Adakah kita akan lebih baik jika kita telah meninggalkan atau secara fundamental mengkompromikan prinsip-prinsip asas untuk kekal di Malaysia?
Melihat tetangga kita hari ini, sulit untuk sampai pada kesimpulan itu.
Tantangan tahun-tahun awal itu tetap sangat serius, bahkan eksistensial.
Dalam sebuah buku yang diterbitkan pada tahun 1972 – tujuh tahun setelah kami dipaksa keluar dari Malaysia – seorang akademisi Inggris meramalkan “masa depan negara-kota Singapura akan sangat ditentukan oleh peristiwa-peristiwa di sekitar ‘pedesaan’ dunia Melayu, dan Republik dapat melakukan sedikit lebih dari menunggu” dan “garis konflik domestik telah ditarik … Tragedi Singapura bukan hanya bahwa pemberontakan akan terjadi dalam waktu dekat, tetapi bahwa jika dan ketika itu terjadi, itu akan mengancam kelangsungan hidup Singapura di Asia Tenggara “.
Tak perlu dikatakan, semua ini tidak terjadi. Sebenarnya, bagaimanapun, itu sering kali merupakan hal yang dekat. Seperti yang pernah ditulis Janadas Devan di suatu tempat, jika kita tidak membuat kesalahan yang tidak dapat diperbaiki, pasti ada banyak percobaan.
Tapi apa yang akademisi Inggris tidak mengerti adalah betapa seriusnya kami mengambil meritokrasi multiras. Setelah mempertaruhkan Singapura yang merdeka secara tak terduga menjadi “lelucon politik” atas nilai ini, kami harus membuat nilai itu berhasil. Kami tentu saja tidak, seperti yang diprediksi oleh akademisi Inggris itu, “tidak lebih dari menunggu”.
Jadi, kita masih di sini.
Kisah Singapura adalah kisah tentang pemerintah dan orang-orang yang menolak untuk dengan lemah lembut menunggu nasib mereka, tetapi sebaliknya menantang menjalankan agensi yang tidak pernah sepenuhnya absen bahkan dalam keadaan yang paling menakutkan sekalipun, untuk memastikan bahwa nilai-nilai yang kami pertaruhkan segalanya akan berhasil. Keharusan itu membentuk politik dan masyarakat kita.
Poin kuncinya adalah bahwa selalu ada hak pilihan.
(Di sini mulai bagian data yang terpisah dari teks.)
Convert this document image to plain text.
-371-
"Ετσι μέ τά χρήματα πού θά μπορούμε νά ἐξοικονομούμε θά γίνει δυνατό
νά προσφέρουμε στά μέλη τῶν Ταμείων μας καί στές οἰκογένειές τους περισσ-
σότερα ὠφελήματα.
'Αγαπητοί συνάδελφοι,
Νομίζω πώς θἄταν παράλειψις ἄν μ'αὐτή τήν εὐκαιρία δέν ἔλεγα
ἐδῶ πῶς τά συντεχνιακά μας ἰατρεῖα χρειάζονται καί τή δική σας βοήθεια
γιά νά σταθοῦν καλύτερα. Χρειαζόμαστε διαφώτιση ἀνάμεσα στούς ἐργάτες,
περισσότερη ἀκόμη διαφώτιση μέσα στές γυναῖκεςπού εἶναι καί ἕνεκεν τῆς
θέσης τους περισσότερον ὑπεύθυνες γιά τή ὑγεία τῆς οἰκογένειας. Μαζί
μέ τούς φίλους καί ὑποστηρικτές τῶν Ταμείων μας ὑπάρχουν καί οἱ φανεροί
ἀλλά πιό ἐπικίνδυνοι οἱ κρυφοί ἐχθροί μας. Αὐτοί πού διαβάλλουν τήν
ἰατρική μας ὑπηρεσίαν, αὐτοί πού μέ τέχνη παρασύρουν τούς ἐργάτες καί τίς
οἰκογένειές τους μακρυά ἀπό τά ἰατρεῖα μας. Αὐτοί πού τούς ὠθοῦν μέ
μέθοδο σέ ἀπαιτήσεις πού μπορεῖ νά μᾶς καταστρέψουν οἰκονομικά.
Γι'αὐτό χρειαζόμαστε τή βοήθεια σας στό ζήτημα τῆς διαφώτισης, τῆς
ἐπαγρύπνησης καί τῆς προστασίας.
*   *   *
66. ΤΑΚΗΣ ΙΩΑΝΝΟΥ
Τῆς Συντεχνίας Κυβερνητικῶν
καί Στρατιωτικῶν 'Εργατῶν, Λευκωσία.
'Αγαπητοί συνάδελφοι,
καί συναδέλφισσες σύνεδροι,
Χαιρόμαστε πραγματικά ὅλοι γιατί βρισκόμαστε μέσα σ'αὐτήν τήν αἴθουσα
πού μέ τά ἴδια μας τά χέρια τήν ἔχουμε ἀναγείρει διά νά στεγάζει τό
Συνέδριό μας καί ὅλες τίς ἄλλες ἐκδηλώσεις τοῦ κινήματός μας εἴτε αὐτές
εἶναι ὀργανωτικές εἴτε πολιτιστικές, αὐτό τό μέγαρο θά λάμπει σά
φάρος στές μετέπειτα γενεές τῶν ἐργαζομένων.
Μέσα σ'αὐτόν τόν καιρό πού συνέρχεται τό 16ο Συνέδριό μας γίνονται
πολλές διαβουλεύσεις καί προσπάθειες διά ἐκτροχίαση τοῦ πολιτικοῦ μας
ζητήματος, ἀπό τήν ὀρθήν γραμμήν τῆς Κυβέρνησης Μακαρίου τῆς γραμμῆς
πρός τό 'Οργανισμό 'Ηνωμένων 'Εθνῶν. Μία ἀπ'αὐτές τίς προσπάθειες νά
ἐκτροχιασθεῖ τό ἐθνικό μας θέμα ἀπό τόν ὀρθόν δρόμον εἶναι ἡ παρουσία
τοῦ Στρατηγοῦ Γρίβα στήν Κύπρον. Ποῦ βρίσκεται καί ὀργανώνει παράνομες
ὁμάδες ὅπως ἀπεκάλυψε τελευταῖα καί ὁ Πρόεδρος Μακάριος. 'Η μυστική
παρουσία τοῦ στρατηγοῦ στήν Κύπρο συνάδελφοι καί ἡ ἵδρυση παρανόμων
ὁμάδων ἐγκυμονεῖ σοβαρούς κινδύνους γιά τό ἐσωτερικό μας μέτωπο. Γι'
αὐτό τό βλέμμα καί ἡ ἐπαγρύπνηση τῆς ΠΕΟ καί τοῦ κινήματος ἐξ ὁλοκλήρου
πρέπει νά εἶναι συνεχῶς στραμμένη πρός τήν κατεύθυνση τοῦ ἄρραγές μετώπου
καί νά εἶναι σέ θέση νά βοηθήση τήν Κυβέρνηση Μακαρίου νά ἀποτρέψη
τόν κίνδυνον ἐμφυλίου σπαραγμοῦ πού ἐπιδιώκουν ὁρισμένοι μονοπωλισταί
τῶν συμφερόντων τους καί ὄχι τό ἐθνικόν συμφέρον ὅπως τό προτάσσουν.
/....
Politik, baik dari varietas domestik maupun asing, adalah tentang menggunakan agensi yang tidak pernah sepenuhnya absen bahkan dalam keadaan yang paling mengerikan sekalipun, untuk melestarikan, mempertahankan, dan memajukan nilai-nilai esensial yang menjadi dasar masyarakat kita dan yang merupakan proposisi nilai unik kita.
Kita tidak bisa sama seperti orang lain. Jika sebuah negara kecil sama seperti setiap negara lain, itu berisiko menjadi tidak relevan; lelucon politik.